PBN: How much did Lifespan invest?

THOMAS: Lifespan has committed to leasing 27,000 square feet in a 10-year lease. As a result of that commitment, there are now collaborations possible to having the property leased out.

I didn’t have lenders knocking down my door to support a project in my neighborhood. Obviously, when the partner was large enough and bankable, it can change the development and the neighborhood for the better.

We opened, bringing health care to the neighborhood, and we are also bringing jobs and more sustainable economic activity. Walgreen’s is coming, hopefully opening in September.

PBN: How has the new space changed your operations?

THOMAS: We have gone from a very cramped space in need of repair to a place where doctors can be more efficient and patients are not waiting as long. We can treat patients more quickly. With electronic health records, and a new wireless network, we’ve changed the environment quite a bit. We now have parking.

The new space focuses not just on the needs of the patient, but on the needs of the providers. We now have the necessary capacity, technology and space; we’ve never had those things before.

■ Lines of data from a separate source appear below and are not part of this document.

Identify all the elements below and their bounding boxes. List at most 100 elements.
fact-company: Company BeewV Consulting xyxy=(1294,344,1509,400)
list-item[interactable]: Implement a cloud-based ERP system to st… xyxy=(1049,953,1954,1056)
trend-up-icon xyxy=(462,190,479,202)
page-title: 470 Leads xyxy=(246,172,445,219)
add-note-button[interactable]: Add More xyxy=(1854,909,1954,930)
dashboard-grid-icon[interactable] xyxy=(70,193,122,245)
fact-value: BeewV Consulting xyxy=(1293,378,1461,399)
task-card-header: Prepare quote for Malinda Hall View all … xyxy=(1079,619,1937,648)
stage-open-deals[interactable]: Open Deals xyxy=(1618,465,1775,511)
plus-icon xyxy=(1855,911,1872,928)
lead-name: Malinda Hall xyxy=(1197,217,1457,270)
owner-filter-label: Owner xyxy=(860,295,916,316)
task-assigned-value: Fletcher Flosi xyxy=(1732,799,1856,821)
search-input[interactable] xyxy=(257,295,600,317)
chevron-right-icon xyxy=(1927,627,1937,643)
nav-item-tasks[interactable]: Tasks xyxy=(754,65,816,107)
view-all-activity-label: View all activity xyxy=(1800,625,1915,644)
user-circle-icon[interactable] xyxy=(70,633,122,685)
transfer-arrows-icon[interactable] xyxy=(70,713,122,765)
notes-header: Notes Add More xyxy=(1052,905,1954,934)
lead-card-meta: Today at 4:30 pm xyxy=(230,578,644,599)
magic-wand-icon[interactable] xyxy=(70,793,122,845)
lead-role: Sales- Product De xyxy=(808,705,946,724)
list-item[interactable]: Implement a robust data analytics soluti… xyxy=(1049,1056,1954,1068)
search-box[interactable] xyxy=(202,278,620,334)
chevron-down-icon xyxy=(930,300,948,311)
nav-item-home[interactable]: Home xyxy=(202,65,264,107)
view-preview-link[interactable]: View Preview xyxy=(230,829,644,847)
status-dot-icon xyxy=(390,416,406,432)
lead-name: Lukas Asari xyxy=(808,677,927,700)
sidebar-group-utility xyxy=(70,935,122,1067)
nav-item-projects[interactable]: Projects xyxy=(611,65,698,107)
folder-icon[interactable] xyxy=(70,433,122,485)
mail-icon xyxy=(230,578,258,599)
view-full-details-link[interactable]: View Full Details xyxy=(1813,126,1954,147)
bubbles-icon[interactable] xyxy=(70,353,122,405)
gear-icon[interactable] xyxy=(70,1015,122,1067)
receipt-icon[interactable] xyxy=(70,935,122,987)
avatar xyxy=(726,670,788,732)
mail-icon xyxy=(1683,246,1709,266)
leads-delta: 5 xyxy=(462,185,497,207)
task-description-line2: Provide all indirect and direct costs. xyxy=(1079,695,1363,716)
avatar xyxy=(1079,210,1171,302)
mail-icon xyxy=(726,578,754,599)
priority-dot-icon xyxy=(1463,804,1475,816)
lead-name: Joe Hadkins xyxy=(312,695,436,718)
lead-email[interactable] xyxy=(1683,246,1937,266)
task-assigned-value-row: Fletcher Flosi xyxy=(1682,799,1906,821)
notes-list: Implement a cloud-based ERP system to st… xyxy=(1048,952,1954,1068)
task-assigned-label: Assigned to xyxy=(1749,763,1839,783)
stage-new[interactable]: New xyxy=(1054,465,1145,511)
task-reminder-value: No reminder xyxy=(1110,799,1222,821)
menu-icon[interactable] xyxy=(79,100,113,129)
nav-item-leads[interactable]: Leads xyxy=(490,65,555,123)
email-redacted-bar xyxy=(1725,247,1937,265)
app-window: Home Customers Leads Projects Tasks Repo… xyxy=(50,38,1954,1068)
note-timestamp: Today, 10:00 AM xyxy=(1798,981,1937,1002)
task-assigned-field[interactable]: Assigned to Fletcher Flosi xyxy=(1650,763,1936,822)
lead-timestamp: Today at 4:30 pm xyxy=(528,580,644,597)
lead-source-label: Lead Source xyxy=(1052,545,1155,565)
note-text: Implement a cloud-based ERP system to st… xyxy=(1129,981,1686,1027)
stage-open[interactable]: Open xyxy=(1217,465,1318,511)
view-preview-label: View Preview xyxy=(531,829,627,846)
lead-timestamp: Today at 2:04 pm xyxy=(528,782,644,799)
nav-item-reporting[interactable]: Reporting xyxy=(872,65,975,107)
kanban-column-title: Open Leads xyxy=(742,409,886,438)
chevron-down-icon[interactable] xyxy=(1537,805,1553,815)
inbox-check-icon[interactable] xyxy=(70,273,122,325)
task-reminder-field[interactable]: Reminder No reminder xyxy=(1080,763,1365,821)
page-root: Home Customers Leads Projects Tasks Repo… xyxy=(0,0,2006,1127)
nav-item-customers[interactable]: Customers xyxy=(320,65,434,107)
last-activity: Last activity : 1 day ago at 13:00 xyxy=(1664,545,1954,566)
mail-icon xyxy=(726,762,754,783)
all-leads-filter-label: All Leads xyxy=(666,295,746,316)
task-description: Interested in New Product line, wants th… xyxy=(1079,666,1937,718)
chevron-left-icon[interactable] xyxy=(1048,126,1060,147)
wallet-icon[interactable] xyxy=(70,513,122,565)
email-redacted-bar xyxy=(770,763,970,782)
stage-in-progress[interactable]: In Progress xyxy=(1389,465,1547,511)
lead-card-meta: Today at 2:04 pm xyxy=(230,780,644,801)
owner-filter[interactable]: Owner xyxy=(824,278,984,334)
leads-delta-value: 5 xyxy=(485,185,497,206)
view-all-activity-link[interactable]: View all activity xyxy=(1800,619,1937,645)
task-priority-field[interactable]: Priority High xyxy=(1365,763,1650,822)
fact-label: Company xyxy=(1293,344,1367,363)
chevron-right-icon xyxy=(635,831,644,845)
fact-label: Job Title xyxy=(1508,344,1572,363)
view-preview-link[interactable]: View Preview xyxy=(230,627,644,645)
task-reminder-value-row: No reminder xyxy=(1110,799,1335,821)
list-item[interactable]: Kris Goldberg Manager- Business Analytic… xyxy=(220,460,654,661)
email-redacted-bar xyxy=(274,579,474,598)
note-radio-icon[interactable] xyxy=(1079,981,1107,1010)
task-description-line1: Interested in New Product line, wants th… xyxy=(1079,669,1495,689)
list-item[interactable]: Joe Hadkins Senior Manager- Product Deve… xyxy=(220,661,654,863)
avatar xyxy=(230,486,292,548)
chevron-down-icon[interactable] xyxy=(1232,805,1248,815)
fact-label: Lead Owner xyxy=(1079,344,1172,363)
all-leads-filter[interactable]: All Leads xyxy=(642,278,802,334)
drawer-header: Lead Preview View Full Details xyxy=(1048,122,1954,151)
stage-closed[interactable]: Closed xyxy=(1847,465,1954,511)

Community health centers in Rhode Island are the safety net providers doing primary care. Health centers are trying to step up and meet the need. We are going to be applying to become a patient-centered medical home.

PBN: What are the biggest business challenges that you face, now that you have opened?

THOMAS: We bought this property in 2003, and we paid as we went along. We did pick up debt. It’s not a walk in the park. We didn’t get this thing for free. It’s still a business where I have to perform so can live in my larger space. It still costs us something; it is not as if we were handed a free health center.

PBN: How will the changes in health care reform affect your operations?

THOMAS: We don’t know how exactly how health care reform is going to play out. In 2014, more people will be getting health insurance. There are a lot of unknowns in the details. We’re interested and involved.

I think the health care system is so schizophrenic; everyone does what’s in the best interest of their revenue stream. People that are need of simple care, such as for a stomach ache, don’t need to be going to an emergency room. Emergency rooms are too expensive a model to have so many people going there. The state can’t afford to have [so many] Medicaid patients in emergency rooms.

The delivery of health care needs to be coordinated, with a focus on what’s best for the patient. I think we’re moving toward a changing environment, but it’s going to take some time.